Quando, mesmo de longe, ecoa à nossa porta.
Deixa em louco alvoroço o coração da gente!

E foi no desenrolar do meu pensamento que ele trouxe à minha lembrança uma asserção ajuizada de Schopenhauer: Na primeira juventude, abri certa vez um livro velho e lá estava escrito: «Quem muito ri é feliz, e quem muito chora é infeliz» - uma observação bastante ingénua, mas que não pude esquecer devido à sua verdade singela, por mais que fosse o superlativo de uma verdade evidente.

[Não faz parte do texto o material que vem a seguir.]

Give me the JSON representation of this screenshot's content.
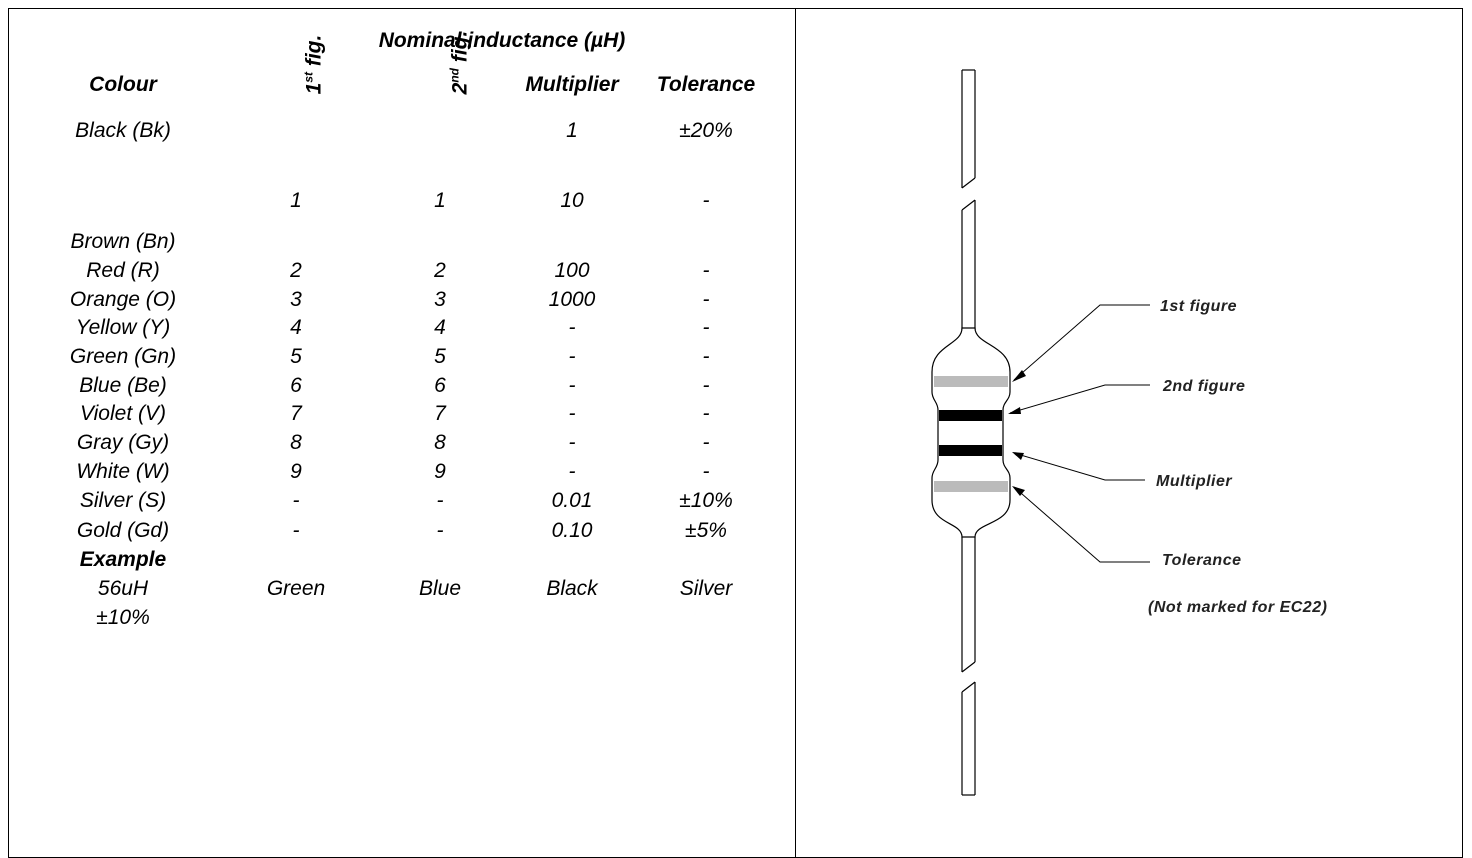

Por esse motivo, devemos abrir portas e janelas à jovialidade, sempre que ela aparecer, pois ela nunca chega em má hora, em vez de hesitar, como muitas vezes o fazemos, em permitir a sua entrada, só porque queremos saber primeiro, em todos os sentidos, se temos razão para estar contentes.
 ( in, Aforismos para a Sabedoria de Vida)

E voltei a ler o Hino à Alegria de António Feijó e a alegrar-me com ele e pelo autor que nos diz, como se quisesse deixar para a posteridade este aviso que, muitas vezes fingimos não seguir, porque a alegria de estarmos vivos nos devia levar a sermos gratos ao Mistério que criou o homem - e a quem dou o nome de Deus - e nem sempre agimos com esse sentimento em que, se nas palavras de louvor - a nossa Dor - se eleva a Deus, pedindo, quantas vezes refrigério para ela, é na Alma, quando ora, que todo o homem por não ser um destino vão, devia alegrar-se, na certeza que Deus o ouve na Dor - para o consolar - e na alegria, para se alegrar com ele.

É António Feijó que o diz:

 A Alegria é falaz; só quem sofre não erra,
 Se a Dor o eleva a Deus, na palavra que O louve;
 A Alma, na oração, desprende-se da terra;
 Jamais o homem é vão diante de Deus que o ouve!